Figure 1: UK Phone Tap System

In theory, the practical research steps required to uncover any such secret surveillance links were a technically straightforward, albeit arduous undertaking. A map of the legitimate telephone network was compiled on the basis of telephone directories and associated exchanges. This pattern of links, which are officially in place to relay calls, can then be compared with a map of relays actually found from field research. Microwaves travel in straight lines over relatively short distances so it is simply a question of using compass map and ruler to find the next relay in the grid.2 The ‘field map’ is then simply subtracted from the official map using what are, in methodological terms, essentially Mills’ methods of addition and subtraction3. The anomalous system came to light. (See Figure 1).

Figure 2: the location of the Quernmore Aerial

I took the original pictures during the Winter of 1977 using a simple instamatic camera, it even had shots of Damon, my baby boy, on the reel. I sent it off to Duncan Campbell, together with a map explaining that a dish faced in the direction of Northern Ireland and a horn was pointing in the direction of the Yorkshire Moors and Menwith Hill. The significance of the orientation of specific horns and dishes is that they provide a precise direction of the next link in the chain.

In fact the Quernmore aerial (Figure 2), was connected by a series of other relays such as Thornton in Lonsdale (Figure 3) and Hunters Stones via Proctor Heights before being physically linked to the NSA site (Figure 4). A short time later on February 18 1977, Duncan Campbell was arrested under section 2 of the Official Secrets Act, because he and a fellow journalist met with a soldier to discuss questions of signals intelligence. Nothing much of significance was exchanged that night but because Campbell’s telephone was bugged, police knew of the meeting which was a technical breach of the British Official Secrets Act which all members of Her Majesty’s Forces sign. Once Duncan was arrested, his correspondence addresses provided the target list for further arrests – including one chap who sent him a Christmas card, and in the end, me.
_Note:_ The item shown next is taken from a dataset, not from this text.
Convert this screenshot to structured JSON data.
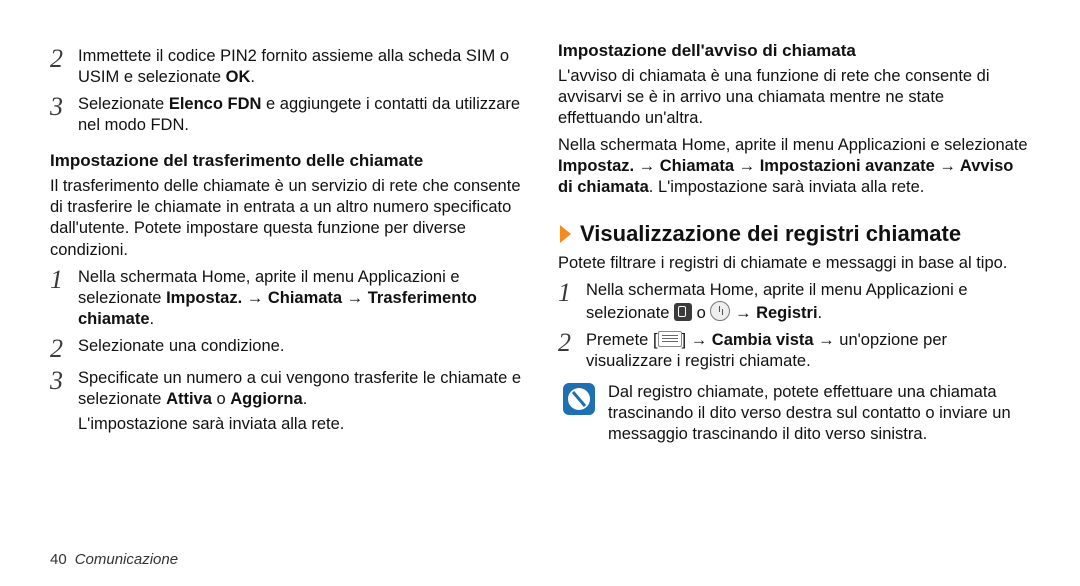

Figure 3: The Thornton Relay

Researching such systems was previously thought to be legal, if only open sources were used. How can a secret be a secret if it isn’t really secret? After all, the Sunday Times had already published a compendium of such aerial photographs. The mistake in this assumption was that research on intelligence could easily be re-designated by the authorities as intelligence itself. The added value of what could be seen as ‘mere’ academic modelling was that an analysis of classified data would have yielded the same results. The research paradigm was then tantamount to an illegal vision and although the logic seems very ‘Alice in Wonderland’, the same tactics to challenge researchers were used repeatedly during that period. There were several testing trials of researchers attempting to understand the role and function of arrays of various antennae in those days using just open sources. The ABC trial in England (essentially the Duncan Campbell case), the Rabbit Trial in Oslo which centred on peace researchers who were examining secret configurations of such antennae in Norway, the Wilkes Trial in Sweden which used various open lists to model military activities and the Christensen trial in Denmark. The military authorities in all these cases attempted to legally restrict empirical research on state surveillance structures.4

Figure 4: The terminal at NSA Menwith Hill

Tomorrow: The ECHELON trail — Part Three: The Special Branch raid on Lancaster University

1. GCHQ is the British node of ECHELON – a telecommunications interceptions sub-network very much dependent on the superior technology and logistics of its bigger American Brother, the NSA

2. A brief summary of all these trials is provided in Newsday, Nov. 10, 1981.

3. This is a classical methodology for identifying logical arguments of induction and deduction

4. A brief summary of all these trials is provided in Newsday, Nov. 10, 1981.